Centers for Disease Control and Prevention guidelines also suggest the use of rifabutin (3, 4). However, complex bidirectional interactions are to be expected when rifabutin is combined with PIs (2). To compensate for these interactions, rifabutin doses must be decreased in some cases, or the PIs should be given at higher doses to compensate for accelerated metabolism. The combination of rifabutin with the NNRTIs efavirenz and delavirdine results in pharmacokinetic interactions as well (4); however, nevirapine can be used in combination with rifabutin, although no data from clinical studies have been published (4). It was reported from a study with HIV-infected inmates during a tuberculosis outbreak in a prison that, regardless of the rifabutin dosage, rifabutin concentrations are highly unpredictable, probably due to drug-drug interactions (16). From these data it becomes clear that the combination of rifabutin with PIs or NNRTIs remains a therapeutic challenge.

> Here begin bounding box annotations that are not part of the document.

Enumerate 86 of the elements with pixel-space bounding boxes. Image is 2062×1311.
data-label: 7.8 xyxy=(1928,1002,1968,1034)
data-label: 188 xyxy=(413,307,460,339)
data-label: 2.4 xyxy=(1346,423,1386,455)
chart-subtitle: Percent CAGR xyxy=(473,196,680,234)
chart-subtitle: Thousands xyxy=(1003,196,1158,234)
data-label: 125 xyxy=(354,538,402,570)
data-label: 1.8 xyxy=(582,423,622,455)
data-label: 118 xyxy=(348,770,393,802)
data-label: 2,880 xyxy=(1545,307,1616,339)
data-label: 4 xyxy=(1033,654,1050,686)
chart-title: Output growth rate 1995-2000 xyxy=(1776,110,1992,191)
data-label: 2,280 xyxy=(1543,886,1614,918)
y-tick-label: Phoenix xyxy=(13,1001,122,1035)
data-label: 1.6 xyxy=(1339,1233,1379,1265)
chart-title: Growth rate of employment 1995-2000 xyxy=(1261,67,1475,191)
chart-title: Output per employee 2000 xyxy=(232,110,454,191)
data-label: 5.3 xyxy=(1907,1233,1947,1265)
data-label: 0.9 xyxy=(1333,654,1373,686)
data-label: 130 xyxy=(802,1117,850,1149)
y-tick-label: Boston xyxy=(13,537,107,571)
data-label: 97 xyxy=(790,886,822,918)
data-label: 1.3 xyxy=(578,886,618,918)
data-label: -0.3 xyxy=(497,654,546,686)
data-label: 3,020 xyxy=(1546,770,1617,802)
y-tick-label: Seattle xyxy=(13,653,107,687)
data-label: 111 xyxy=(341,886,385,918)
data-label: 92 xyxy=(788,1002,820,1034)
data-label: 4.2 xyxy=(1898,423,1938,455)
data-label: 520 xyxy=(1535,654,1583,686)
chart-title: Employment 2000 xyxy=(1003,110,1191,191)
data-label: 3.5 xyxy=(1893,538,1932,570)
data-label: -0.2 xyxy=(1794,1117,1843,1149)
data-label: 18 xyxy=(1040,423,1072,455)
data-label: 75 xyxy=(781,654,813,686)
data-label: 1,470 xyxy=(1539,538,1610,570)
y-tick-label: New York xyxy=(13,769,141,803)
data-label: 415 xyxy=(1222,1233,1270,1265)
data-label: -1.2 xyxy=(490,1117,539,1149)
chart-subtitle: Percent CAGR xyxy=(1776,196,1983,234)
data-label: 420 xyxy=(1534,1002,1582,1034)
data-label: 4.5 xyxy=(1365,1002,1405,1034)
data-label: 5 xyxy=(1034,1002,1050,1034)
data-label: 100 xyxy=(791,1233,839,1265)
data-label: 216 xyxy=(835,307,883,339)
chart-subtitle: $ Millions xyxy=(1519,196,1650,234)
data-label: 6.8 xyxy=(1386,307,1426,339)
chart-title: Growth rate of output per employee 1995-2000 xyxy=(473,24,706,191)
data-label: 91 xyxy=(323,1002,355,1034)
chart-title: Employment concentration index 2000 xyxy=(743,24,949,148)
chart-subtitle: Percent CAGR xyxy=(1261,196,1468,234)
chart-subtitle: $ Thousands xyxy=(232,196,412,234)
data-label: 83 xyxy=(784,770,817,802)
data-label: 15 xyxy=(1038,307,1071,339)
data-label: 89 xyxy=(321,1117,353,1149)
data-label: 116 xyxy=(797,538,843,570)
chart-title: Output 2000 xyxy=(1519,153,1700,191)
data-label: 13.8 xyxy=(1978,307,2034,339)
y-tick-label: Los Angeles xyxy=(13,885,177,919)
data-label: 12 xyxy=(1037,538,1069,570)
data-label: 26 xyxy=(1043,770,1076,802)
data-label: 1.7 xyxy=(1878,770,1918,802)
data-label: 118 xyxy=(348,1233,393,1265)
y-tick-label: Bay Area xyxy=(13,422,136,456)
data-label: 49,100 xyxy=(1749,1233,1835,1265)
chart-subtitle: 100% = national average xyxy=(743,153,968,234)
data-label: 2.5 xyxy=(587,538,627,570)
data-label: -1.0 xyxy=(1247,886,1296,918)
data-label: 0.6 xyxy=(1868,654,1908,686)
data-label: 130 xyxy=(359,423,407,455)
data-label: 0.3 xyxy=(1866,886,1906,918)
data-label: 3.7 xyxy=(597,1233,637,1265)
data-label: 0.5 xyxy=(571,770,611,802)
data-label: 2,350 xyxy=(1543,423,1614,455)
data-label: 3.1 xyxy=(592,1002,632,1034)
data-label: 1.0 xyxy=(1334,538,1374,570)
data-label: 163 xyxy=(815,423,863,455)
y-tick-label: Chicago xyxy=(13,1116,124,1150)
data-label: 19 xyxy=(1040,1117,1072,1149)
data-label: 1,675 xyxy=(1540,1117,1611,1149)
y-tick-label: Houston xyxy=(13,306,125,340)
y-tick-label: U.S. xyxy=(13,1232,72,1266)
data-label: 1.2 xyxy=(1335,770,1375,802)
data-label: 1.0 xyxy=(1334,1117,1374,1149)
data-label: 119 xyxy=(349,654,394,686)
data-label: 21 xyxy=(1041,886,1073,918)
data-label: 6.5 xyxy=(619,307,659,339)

The presently studied combination of lopinavir-ritonavir, dosed as either 800/200 mg BID or 400/400 mg BID with rifampin, may be considered for the treatment of HIV-infected persons who are coinfected with M. tuberculosis. The toxicity observed when higher-dose lopinavir-ritonavir and rifampin were administered together led to discontinuation in 31% (9 of 29) of the healthy subjects during this study. When these drugs are used to treat patients who use other hepatically metabolized drugs, who are receiving long-term chronic treatment, and who have concomitant disease, the adverse event profile observed in the present study might even worsen. Therefore, the treatment of HIV-infected patients with tuberculosis with these agents should be approached with caution, and close monitoring of liver function will be needed. Therapeutic monitoring of the pharmacokinetics of lopinavir may be useful for the detection of minimal levels in plasma that are markedly below the expected mean, particularly in those patients treated with 800/200 mg BID, as well as to optimize the dosing regimen of lopinavir-ritonavir in combination with rifampin. If therapeutic drug monitoring is not possible, the combination of lopinavir and ritonavir at 400/400 mg BID may be preferred, although the rates of elevations in liver function test results achieved with that regimen tended to be higher than those achieved with the lopinavir-ritonavir regimen of 800/200 mg BID.
This study was funded by a grant from Abbott Laboratories.